In my state, they are saying that 99.4% of all infections are currently omicron. And vaccination is much more effective against delta than omicron, so a vaccinated person who catches covid is more likely to get omicron even if it isn’t totally dominant in their geographic area. So I assumed omicron. No one has told me “I got omicron”. Why would I even care?
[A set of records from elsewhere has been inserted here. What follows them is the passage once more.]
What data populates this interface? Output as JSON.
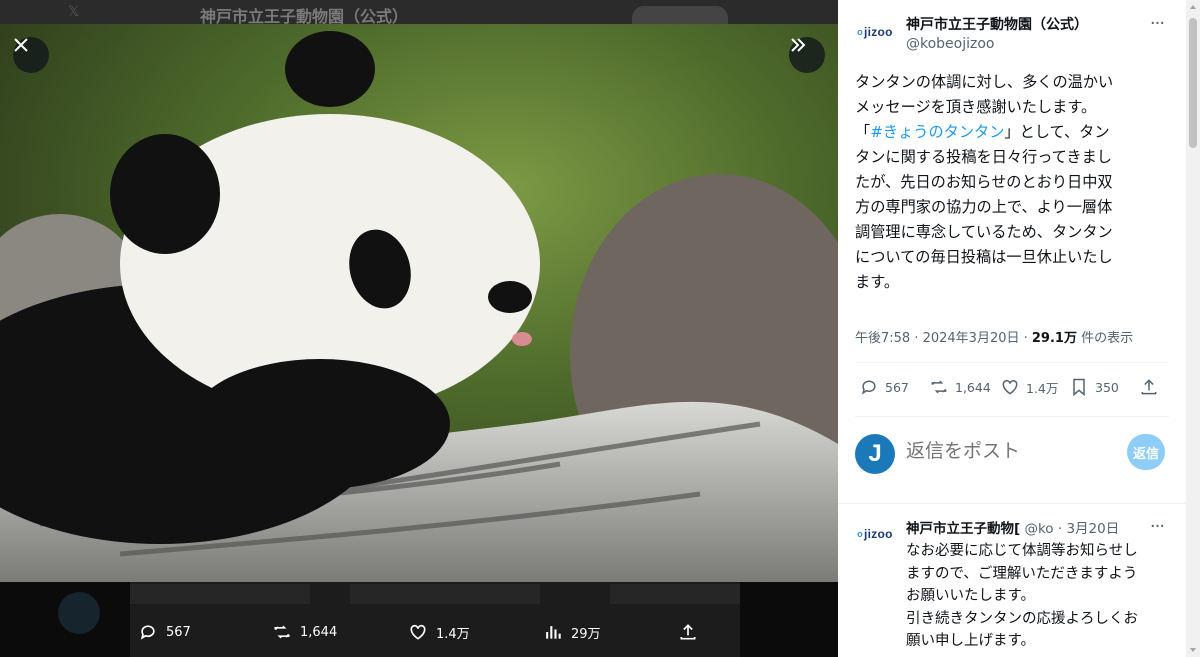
{
  "background": {
    "title": "神戸市立王子動物園（公式）"
  },
  "viewer": {
    "media_stats": {
      "replies": "567",
      "reposts": "1,644",
      "likes": "1.4万",
      "views": "29万"
    }
  },
  "post": {
    "account_name": "神戸市立王子動物園（公式）",
    "handle": "@kobeojizoo",
    "logo_text": "jizoo",
    "logo_mark": "o",
    "text_lines": [
      "タンタンの体調に対し、多くの温かい",
      "メッセージを頂き感謝いたします。",
      "「",
      "#きょうのタンタン",
      "」として、タン",
      "タンに関する投稿を日々行ってきまし",
      "たが、先日のお知らせのとおり日中双",
      "方の専門家の協力の上で、より一層体",
      "調管理に専念しているため、タンタン",
      "についての毎日投稿は一旦休止いたし",
      "ます。"
    ],
    "meta_time": "午後7:58 · 2024年3月20日 · ",
    "meta_views": "29.1万",
    "meta_views_label": " 件の表示",
    "stats": {
      "replies": "567",
      "reposts": "1,644",
      "likes": "1.4万",
      "bookmarks": "350"
    }
  },
  "reply_box": {
    "avatar_letter": "J",
    "placeholder": "返信をポスト",
    "button_label": "返信"
  },
  "reply_post": {
    "account_name": "神戸市立王子動物[",
    "handle": "@ko",
    "date": " · 3月20日",
    "text_lines": [
      "なお必要に応じて体調等お知らせし",
      "ますので、ご理解いただきますよう",
      "お願いいたします。",
      "引き続きタンタンの応援よろしくお",
      "願い申し上げます。"
    ]
  },
  "colors": {
    "accent": "#1d9bf0",
    "secondary_text": "#536471",
    "reply_button": "#8ecdf8",
    "avatar": "#1b79b9"
  }
}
And I find it odd that you are accusing me of saying “me, me, me”. I have not caught covid. I have taken fairly extreme precautions to avoid both catching and spreading it, including getting every vax I’ve been eligible for as soon as I could, and wearing a high-quality mask on the rare occasions I’ve left the house in the past 2 years. I’ve also personally nudged a lot of people to get boosters, when the FDA was waffling on who “needed” it. Because “full vaccination” is not enough to significantly reduce the spread of omicron, but a booster really does reduce the risk you will catch it and spread it.
I don’t think anyone is accusing you of saying “me, me, me”. You’re certainly not like this at all.
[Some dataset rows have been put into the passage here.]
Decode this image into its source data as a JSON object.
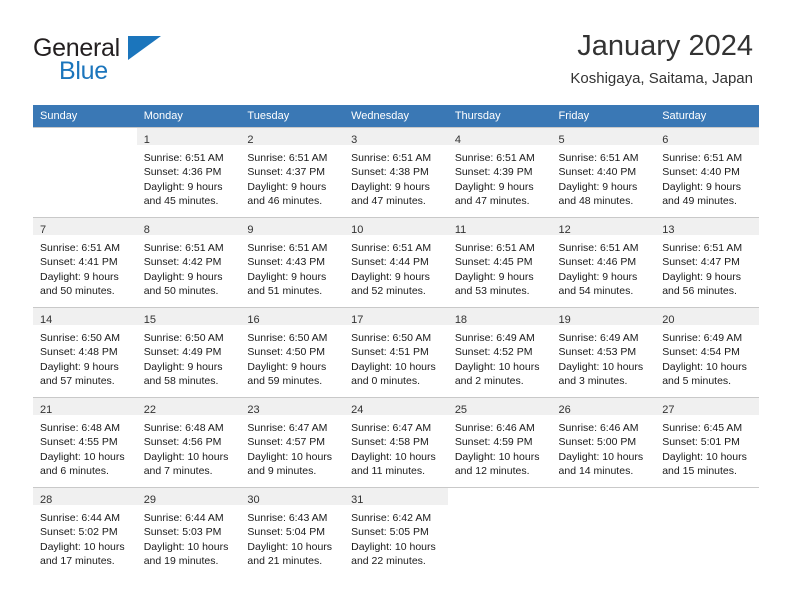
{
  "brand": {
    "name_part1": "General",
    "name_part2": "Blue"
  },
  "header": {
    "month_title": "January 2024",
    "location": "Koshigaya, Saitama, Japan"
  },
  "colors": {
    "header_row_bg": "#3a78b5",
    "daynum_strip_bg": "#f0f0f0",
    "brand_blue": "#1b75bc",
    "grid_line": "#c9c9c9"
  },
  "calendar": {
    "weekday_headers": [
      "Sunday",
      "Monday",
      "Tuesday",
      "Wednesday",
      "Thursday",
      "Friday",
      "Saturday"
    ],
    "weeks": [
      [
        {
          "empty": true
        },
        {
          "day": "1",
          "sunrise": "Sunrise: 6:51 AM",
          "sunset": "Sunset: 4:36 PM",
          "daylight1": "Daylight: 9 hours",
          "daylight2": "and 45 minutes."
        },
        {
          "day": "2",
          "sunrise": "Sunrise: 6:51 AM",
          "sunset": "Sunset: 4:37 PM",
          "daylight1": "Daylight: 9 hours",
          "daylight2": "and 46 minutes."
        },
        {
          "day": "3",
          "sunrise": "Sunrise: 6:51 AM",
          "sunset": "Sunset: 4:38 PM",
          "daylight1": "Daylight: 9 hours",
          "daylight2": "and 47 minutes."
        },
        {
          "day": "4",
          "sunrise": "Sunrise: 6:51 AM",
          "sunset": "Sunset: 4:39 PM",
          "daylight1": "Daylight: 9 hours",
          "daylight2": "and 47 minutes."
        },
        {
          "day": "5",
          "sunrise": "Sunrise: 6:51 AM",
          "sunset": "Sunset: 4:40 PM",
          "daylight1": "Daylight: 9 hours",
          "daylight2": "and 48 minutes."
        },
        {
          "day": "6",
          "sunrise": "Sunrise: 6:51 AM",
          "sunset": "Sunset: 4:40 PM",
          "daylight1": "Daylight: 9 hours",
          "daylight2": "and 49 minutes."
        }
      ],
      [
        {
          "day": "7",
          "sunrise": "Sunrise: 6:51 AM",
          "sunset": "Sunset: 4:41 PM",
          "daylight1": "Daylight: 9 hours",
          "daylight2": "and 50 minutes."
        },
        {
          "day": "8",
          "sunrise": "Sunrise: 6:51 AM",
          "sunset": "Sunset: 4:42 PM",
          "daylight1": "Daylight: 9 hours",
          "daylight2": "and 50 minutes."
        },
        {
          "day": "9",
          "sunrise": "Sunrise: 6:51 AM",
          "sunset": "Sunset: 4:43 PM",
          "daylight1": "Daylight: 9 hours",
          "daylight2": "and 51 minutes."
        },
        {
          "day": "10",
          "sunrise": "Sunrise: 6:51 AM",
          "sunset": "Sunset: 4:44 PM",
          "daylight1": "Daylight: 9 hours",
          "daylight2": "and 52 minutes."
        },
        {
          "day": "11",
          "sunrise": "Sunrise: 6:51 AM",
          "sunset": "Sunset: 4:45 PM",
          "daylight1": "Daylight: 9 hours",
          "daylight2": "and 53 minutes."
        },
        {
          "day": "12",
          "sunrise": "Sunrise: 6:51 AM",
          "sunset": "Sunset: 4:46 PM",
          "daylight1": "Daylight: 9 hours",
          "daylight2": "and 54 minutes."
        },
        {
          "day": "13",
          "sunrise": "Sunrise: 6:51 AM",
          "sunset": "Sunset: 4:47 PM",
          "daylight1": "Daylight: 9 hours",
          "daylight2": "and 56 minutes."
        }
      ],
      [
        {
          "day": "14",
          "sunrise": "Sunrise: 6:50 AM",
          "sunset": "Sunset: 4:48 PM",
          "daylight1": "Daylight: 9 hours",
          "daylight2": "and 57 minutes."
        },
        {
          "day": "15",
          "sunrise": "Sunrise: 6:50 AM",
          "sunset": "Sunset: 4:49 PM",
          "daylight1": "Daylight: 9 hours",
          "daylight2": "and 58 minutes."
        },
        {
          "day": "16",
          "sunrise": "Sunrise: 6:50 AM",
          "sunset": "Sunset: 4:50 PM",
          "daylight1": "Daylight: 9 hours",
          "daylight2": "and 59 minutes."
        },
        {
          "day": "17",
          "sunrise": "Sunrise: 6:50 AM",
          "sunset": "Sunset: 4:51 PM",
          "daylight1": "Daylight: 10 hours",
          "daylight2": "and 0 minutes."
        },
        {
          "day": "18",
          "sunrise": "Sunrise: 6:49 AM",
          "sunset": "Sunset: 4:52 PM",
          "daylight1": "Daylight: 10 hours",
          "daylight2": "and 2 minutes."
        },
        {
          "day": "19",
          "sunrise": "Sunrise: 6:49 AM",
          "sunset": "Sunset: 4:53 PM",
          "daylight1": "Daylight: 10 hours",
          "daylight2": "and 3 minutes."
        },
        {
          "day": "20",
          "sunrise": "Sunrise: 6:49 AM",
          "sunset": "Sunset: 4:54 PM",
          "daylight1": "Daylight: 10 hours",
          "daylight2": "and 5 minutes."
        }
      ],
      [
        {
          "day": "21",
          "sunrise": "Sunrise: 6:48 AM",
          "sunset": "Sunset: 4:55 PM",
          "daylight1": "Daylight: 10 hours",
          "daylight2": "and 6 minutes."
        },
        {
          "day": "22",
          "sunrise": "Sunrise: 6:48 AM",
          "sunset": "Sunset: 4:56 PM",
          "daylight1": "Daylight: 10 hours",
          "daylight2": "and 7 minutes."
        },
        {
          "day": "23",
          "sunrise": "Sunrise: 6:47 AM",
          "sunset": "Sunset: 4:57 PM",
          "daylight1": "Daylight: 10 hours",
          "daylight2": "and 9 minutes."
        },
        {
          "day": "24",
          "sunrise": "Sunrise: 6:47 AM",
          "sunset": "Sunset: 4:58 PM",
          "daylight1": "Daylight: 10 hours",
          "daylight2": "and 11 minutes."
        },
        {
          "day": "25",
          "sunrise": "Sunrise: 6:46 AM",
          "sunset": "Sunset: 4:59 PM",
          "daylight1": "Daylight: 10 hours",
          "daylight2": "and 12 minutes."
        },
        {
          "day": "26",
          "sunrise": "Sunrise: 6:46 AM",
          "sunset": "Sunset: 5:00 PM",
          "daylight1": "Daylight: 10 hours",
          "daylight2": "and 14 minutes."
        },
        {
          "day": "27",
          "sunrise": "Sunrise: 6:45 AM",
          "sunset": "Sunset: 5:01 PM",
          "daylight1": "Daylight: 10 hours",
          "daylight2": "and 15 minutes."
        }
      ],
      [
        {
          "day": "28",
          "sunrise": "Sunrise: 6:44 AM",
          "sunset": "Sunset: 5:02 PM",
          "daylight1": "Daylight: 10 hours",
          "daylight2": "and 17 minutes."
        },
        {
          "day": "29",
          "sunrise": "Sunrise: 6:44 AM",
          "sunset": "Sunset: 5:03 PM",
          "daylight1": "Daylight: 10 hours",
          "daylight2": "and 19 minutes."
        },
        {
          "day": "30",
          "sunrise": "Sunrise: 6:43 AM",
          "sunset": "Sunset: 5:04 PM",
          "daylight1": "Daylight: 10 hours",
          "daylight2": "and 21 minutes."
        },
        {
          "day": "31",
          "sunrise": "Sunrise: 6:42 AM",
          "sunset": "Sunset: 5:05 PM",
          "daylight1": "Daylight: 10 hours",
          "daylight2": "and 22 minutes."
        },
        {
          "empty": true
        },
        {
          "empty": true
        },
        {
          "empty": true
        }
      ]
    ]
  }
}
But your arguments are giving a lot of cover to those who ARE saying “me, me, me”. Cover to those who are coming up with any excuse they can grab onto to avoid a getting a reasonable medical vaccine. Basically, they are “I don’t wanna, and here’s my excuse.”
You are reasonable, responsible, and make good choices. Don’t assume that those who are pulling out all the stops to avoid getting the vaccine are the same as you.
Huh? I challenged someone who brought that up. I didn’t bring it up.
Or wait, i asked what the heck someone meant by the vaccine being “leaky”. I don’t think anyone has brought up “vaccine shedding” recently, until you just did.